The religious ideal (as expressed in any number of monastic rules) was to avoid personal emotional attachments, and especially to discourage physical expressions of desire between nuns, however surviving writings suggest a more realistic view of what could be felt and expressed on an individual basis.
Particularly striking in their physicality are the verses surviving in a 12th century manuscript at Tegernsee (Bavaria) addressed by a 12th century nun “To G., her singular rose”, expressing longing for her physical presence as well as recalling “the kisses you gave me, and how with tender word you caressed my little breasts”. Another poem between women in the same manuscript is more discreet, noting “I love you more than any, you alone are my love and longing” and similar sentiments. The language is similar to that of courtly love poetry, traditionally viewed as conventional expressions of heterosexual desire.
A 13th century Flemish Beguine (a member of a non-cloistered women’s religious community) leave writings that use strongly sensual language to express her love both for Christ and for specific fellow community members, using the romantically-loaded term “Minne” (love), though she seems to feel her love is not returned as strongly. “Greet Sara also in my behalf, whether I am anything to her or nothing. Could I be fully all that in my love I wish to be for her, I would gladly do so; and I shall do so fully, however she may treat me.” And in the same letter to another woman named Emma, “both of you [i.e., Sara and Emma] turn too little to Love, who has so fearfully subdued me in the commotion of unappeased love. My heart, soul, and senses have not a moment’s rest, day or night; the flame burns constantly in the very marrow of my soul.” For similar language between women in a secular context, see the discussion of Bieiris de Romans (Rieger 1989, Bogin 1976) [covered previously].

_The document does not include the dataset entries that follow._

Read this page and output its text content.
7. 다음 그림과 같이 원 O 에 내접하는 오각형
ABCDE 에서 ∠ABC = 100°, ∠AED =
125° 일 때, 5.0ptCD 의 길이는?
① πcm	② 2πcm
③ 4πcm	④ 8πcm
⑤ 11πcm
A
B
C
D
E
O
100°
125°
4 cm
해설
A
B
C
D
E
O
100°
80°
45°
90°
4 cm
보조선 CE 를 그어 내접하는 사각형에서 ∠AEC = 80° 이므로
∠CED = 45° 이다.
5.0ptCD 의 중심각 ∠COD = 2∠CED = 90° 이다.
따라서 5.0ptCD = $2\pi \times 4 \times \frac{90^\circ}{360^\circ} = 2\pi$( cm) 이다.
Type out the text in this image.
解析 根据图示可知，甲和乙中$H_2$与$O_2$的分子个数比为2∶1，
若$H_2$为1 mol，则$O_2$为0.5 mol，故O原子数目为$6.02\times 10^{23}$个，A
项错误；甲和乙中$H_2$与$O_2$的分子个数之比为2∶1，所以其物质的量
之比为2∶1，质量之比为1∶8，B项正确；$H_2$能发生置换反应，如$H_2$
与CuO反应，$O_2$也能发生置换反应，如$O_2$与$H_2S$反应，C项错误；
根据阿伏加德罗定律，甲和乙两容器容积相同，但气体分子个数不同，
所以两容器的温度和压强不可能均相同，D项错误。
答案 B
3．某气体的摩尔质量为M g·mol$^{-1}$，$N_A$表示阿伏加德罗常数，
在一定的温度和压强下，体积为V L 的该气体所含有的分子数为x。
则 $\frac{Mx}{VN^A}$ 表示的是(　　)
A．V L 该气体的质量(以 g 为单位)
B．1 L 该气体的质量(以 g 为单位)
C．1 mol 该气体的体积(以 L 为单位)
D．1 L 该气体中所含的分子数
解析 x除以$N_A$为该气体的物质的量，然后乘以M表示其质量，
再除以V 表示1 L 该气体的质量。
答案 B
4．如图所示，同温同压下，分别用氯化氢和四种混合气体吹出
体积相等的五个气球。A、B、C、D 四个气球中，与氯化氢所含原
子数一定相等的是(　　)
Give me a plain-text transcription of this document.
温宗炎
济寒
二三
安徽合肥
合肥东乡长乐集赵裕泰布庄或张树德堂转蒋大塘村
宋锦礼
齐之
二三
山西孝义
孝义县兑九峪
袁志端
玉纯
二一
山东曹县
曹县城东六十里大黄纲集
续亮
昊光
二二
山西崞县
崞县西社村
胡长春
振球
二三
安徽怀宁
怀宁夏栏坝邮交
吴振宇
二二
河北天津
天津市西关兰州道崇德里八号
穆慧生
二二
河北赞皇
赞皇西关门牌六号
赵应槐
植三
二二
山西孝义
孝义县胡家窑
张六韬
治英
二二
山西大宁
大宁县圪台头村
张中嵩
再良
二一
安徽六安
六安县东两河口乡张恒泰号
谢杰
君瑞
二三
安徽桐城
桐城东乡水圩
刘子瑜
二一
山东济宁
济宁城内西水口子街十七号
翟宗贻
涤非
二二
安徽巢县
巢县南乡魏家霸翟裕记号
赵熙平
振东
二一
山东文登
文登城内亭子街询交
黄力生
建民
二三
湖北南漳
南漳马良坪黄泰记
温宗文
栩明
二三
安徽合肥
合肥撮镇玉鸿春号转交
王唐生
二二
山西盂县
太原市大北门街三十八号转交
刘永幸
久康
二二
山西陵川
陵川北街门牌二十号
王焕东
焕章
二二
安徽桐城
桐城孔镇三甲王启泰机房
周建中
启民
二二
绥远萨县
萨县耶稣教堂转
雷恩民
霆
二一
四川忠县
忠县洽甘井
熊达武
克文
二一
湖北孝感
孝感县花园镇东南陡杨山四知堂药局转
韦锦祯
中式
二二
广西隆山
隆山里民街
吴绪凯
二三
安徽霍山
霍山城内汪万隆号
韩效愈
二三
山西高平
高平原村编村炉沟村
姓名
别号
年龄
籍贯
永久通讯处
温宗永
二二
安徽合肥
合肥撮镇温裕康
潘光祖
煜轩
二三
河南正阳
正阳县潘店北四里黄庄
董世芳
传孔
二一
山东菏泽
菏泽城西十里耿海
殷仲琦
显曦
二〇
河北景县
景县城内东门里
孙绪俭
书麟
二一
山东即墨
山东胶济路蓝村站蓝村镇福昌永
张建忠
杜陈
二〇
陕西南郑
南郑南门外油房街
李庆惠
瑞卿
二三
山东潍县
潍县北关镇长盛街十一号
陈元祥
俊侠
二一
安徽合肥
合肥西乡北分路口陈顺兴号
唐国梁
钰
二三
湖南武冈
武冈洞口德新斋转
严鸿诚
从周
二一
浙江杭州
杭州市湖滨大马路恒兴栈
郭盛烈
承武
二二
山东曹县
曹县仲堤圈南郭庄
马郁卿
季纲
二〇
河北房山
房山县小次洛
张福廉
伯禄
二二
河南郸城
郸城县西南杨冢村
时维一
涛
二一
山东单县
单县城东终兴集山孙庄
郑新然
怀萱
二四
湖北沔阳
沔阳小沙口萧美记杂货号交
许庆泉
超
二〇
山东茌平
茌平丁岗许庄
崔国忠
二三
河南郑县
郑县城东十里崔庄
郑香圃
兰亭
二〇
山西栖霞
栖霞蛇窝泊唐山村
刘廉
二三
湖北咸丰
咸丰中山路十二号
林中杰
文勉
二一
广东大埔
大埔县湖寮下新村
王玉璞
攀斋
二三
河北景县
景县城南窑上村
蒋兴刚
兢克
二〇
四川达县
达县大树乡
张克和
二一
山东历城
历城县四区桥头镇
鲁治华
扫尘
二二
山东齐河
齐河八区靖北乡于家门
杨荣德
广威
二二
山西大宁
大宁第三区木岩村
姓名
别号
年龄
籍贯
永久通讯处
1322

To contextualize these expressions, the author reviews the coverage of same-sex sexual sins noted in penitential manuals [covered in previous entries, such as Bullough & Brundage 1996, Benkov 2001, Murray 1996] which provide support for concern about (and likely the reality of) sexual activity among cloistered women, but notes that the penance for women was generally lighter than for similar activity between men unless male roles were directly challenged, as with the use of “instruments”.
The article concludes by reviewing two cases of judicial action against women with proven sexual activity where religious issues were also involved. One is the early 17th century case of the nun Benedetta Carlini [which is covered in detail in Brown 1986 Immodest Acts which will be covered by this project in a future entry] and the other concerns the early 18th c. case of Catherina Linck [mentioned briefly in Dekker & van de Pol 1989]. Though Catherina’s case seems far afield from the situation of medieval nuns, as this article contains more details than other citations, it may be worth going into more detail.
In 1721, Catherina Margaretha Linck was put on trial (and condemned to death) in Halberstadt, Germany for a variety of transgressions including masquerading as a man, both in military and civilian life, marrying a woman (somewhat confusingly, another Catherina Margaretha, this one surnamed Mühlhahn) and engaging in sexual relations with her using “a penis of stuffed leather with two stuffed testicles made from pig’s bladder attached to it”. But in addition to this last, a key element in the severity of her sentence may have been her tendency to profess Catholicism and Lutheranism alternately, depending on the prevalent sect in the two she was living in (and, in fact, had married her wife twice, once under each faith).